Sumatera Barat – FusilatNews– Gunung Marapi di Sumatera Barat kembali meletus pada Selasa (1/4/2025) malam. Erupsi terjadi pada pukul 22.33 WIB dengan suara dentuman yang menggema hingga Bukittinggi. Namun, kolom abu tidak teramati karena tertutup kabut.
“Dentumannya keras sekali hingga terdengar ke Bukittinggi,” ujar Rudi (42), warga Bukittinggi, saat dihubungi Fusilatnews pada Selasa malam.
Hal serupa juga dirasakan Evi (39), warga Kecamatan X Koto, Tanah Datar. Ia mengaku terkejut karena suara dentuman yang kuat menyebabkan kaca jendela rumahnya bergetar.
Petugas Pos Pengamat Gunung Api (PGA), Teguh Purnomo, menjelaskan bahwa erupsi Marapi terekam di seismogram dengan amplitudo maksimum 30,6 mm dan durasi 34 detik. Hingga saat ini, Gunung Marapi berstatus Level II atau waspada.
“Kami mengimbau masyarakat untuk tidak mendekati atau beraktivitas dalam radius 3 kilometer dari kawah,” ujar Teguh dalam keterangan tertulis yang diterima Fusilatnews.

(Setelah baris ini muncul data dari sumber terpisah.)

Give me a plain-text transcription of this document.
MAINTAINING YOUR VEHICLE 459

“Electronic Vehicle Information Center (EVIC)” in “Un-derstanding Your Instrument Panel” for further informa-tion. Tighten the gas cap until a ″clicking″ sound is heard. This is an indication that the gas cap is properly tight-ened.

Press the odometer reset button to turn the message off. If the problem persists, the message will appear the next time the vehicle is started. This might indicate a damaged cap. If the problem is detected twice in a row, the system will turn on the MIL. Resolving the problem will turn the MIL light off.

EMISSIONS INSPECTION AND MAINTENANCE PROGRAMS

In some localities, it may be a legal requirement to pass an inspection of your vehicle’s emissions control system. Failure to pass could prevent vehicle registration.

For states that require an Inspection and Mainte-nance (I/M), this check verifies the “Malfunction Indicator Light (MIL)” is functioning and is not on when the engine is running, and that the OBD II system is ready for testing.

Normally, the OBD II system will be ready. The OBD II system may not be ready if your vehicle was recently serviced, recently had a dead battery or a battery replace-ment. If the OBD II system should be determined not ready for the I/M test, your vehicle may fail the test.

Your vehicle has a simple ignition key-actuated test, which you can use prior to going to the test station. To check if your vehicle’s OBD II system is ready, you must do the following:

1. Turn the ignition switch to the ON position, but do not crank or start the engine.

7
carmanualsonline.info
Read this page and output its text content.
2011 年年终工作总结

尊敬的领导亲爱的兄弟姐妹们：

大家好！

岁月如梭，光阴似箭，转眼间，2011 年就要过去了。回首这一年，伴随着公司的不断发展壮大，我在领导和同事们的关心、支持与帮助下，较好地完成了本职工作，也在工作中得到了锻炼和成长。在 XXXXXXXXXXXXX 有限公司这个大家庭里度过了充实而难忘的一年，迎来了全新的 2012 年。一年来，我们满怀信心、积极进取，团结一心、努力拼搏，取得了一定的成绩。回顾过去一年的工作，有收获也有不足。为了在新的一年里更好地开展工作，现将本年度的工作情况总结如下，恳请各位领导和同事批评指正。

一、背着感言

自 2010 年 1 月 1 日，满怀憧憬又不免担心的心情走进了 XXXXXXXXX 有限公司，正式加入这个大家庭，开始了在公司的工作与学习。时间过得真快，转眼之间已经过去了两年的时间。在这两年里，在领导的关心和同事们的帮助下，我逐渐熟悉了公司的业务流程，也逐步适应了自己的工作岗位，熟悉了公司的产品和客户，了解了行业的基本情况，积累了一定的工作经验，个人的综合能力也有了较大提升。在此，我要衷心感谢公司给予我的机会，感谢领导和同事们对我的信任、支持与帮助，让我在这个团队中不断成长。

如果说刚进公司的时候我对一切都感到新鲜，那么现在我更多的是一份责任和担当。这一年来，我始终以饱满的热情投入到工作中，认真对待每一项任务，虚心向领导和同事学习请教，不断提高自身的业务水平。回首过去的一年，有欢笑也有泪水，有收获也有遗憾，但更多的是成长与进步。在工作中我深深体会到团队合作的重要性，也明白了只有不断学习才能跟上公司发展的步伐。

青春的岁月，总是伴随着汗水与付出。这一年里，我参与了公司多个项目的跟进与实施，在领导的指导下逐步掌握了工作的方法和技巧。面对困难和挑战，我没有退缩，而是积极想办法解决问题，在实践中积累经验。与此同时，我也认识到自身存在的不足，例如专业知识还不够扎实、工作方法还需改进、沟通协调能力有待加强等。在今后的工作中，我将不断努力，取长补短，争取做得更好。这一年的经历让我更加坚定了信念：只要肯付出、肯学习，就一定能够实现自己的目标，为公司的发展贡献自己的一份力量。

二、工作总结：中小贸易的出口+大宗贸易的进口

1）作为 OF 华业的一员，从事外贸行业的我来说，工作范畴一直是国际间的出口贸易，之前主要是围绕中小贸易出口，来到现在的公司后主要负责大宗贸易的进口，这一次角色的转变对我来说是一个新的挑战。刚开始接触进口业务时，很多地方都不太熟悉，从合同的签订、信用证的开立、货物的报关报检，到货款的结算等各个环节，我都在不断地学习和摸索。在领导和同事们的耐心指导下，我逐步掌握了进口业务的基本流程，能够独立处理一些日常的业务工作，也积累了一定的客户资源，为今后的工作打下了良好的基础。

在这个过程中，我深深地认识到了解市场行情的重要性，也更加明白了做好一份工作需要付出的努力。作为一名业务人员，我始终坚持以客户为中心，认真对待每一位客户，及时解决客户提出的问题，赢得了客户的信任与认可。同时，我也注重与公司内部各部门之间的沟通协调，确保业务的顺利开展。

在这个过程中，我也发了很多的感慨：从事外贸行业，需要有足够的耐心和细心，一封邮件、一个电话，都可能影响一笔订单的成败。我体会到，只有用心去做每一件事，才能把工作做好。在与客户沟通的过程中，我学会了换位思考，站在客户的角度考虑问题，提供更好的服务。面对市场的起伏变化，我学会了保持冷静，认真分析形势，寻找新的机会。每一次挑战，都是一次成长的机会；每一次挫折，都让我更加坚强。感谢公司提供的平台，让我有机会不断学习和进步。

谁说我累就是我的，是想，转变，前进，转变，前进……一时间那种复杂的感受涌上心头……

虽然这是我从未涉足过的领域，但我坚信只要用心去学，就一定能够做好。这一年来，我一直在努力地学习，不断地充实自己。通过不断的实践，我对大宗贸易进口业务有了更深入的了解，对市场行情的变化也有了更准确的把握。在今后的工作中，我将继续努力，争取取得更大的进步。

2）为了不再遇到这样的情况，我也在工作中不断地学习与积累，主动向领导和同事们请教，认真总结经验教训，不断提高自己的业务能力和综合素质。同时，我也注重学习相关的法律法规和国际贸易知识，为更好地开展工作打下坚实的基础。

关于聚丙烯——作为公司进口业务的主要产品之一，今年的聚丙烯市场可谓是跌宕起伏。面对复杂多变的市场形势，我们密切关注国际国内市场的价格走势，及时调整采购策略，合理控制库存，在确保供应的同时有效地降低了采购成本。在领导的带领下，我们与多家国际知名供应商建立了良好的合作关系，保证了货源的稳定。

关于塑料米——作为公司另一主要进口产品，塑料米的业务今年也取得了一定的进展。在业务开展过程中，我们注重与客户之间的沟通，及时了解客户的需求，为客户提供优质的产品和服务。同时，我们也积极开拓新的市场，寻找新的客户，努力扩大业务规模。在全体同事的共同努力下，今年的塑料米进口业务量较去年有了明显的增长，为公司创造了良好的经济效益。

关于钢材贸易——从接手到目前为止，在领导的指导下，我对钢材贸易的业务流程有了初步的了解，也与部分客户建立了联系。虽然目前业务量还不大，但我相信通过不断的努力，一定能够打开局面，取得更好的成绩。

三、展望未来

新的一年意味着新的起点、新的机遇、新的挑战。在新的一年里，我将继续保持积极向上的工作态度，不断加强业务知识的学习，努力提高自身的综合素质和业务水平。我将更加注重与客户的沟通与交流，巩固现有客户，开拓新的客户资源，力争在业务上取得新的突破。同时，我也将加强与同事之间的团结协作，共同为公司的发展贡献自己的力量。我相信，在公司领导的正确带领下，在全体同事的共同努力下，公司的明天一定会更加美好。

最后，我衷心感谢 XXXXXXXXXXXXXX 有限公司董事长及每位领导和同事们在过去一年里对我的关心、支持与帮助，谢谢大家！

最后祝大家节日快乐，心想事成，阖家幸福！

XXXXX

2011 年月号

Selain itu, warga yang tinggal di sekitar lembah atau aliran sungai berhulu di puncak Gunung Marapi diminta waspada terhadap potensi bahaya lahar, terutama saat musim hujan. Penggunaan masker juga disarankan jika terjadi hujan abu guna menghindari gangguan kesehatan.
Gunung Marapi merupakan salah satu gunung api paling aktif di Sumatera. Sepanjang 2023-2024, gunung ini telah mengalami beberapa kali erupsi besar:
- 3 Desember 2023: Erupsi dahsyat menyebabkan 23 pendaki tewas dan puluhan lainnya terluka.
- 7 Januari 2024: Erupsi mengeluarkan abu vulkanik setinggi 2.500 meter, menyebabkan hujan abu di sejumlah wilayah sekitar.
- 11 Mei 2024: Banjir lahar akibat aktivitas Marapi menewaskan 60 warga di Tanah Datar, Agam, dan Padang Pariaman.
- 15 Februari 2025: Gunung kembali meletus, menyebabkan hujan abu hingga ke Kota Padang Panjang.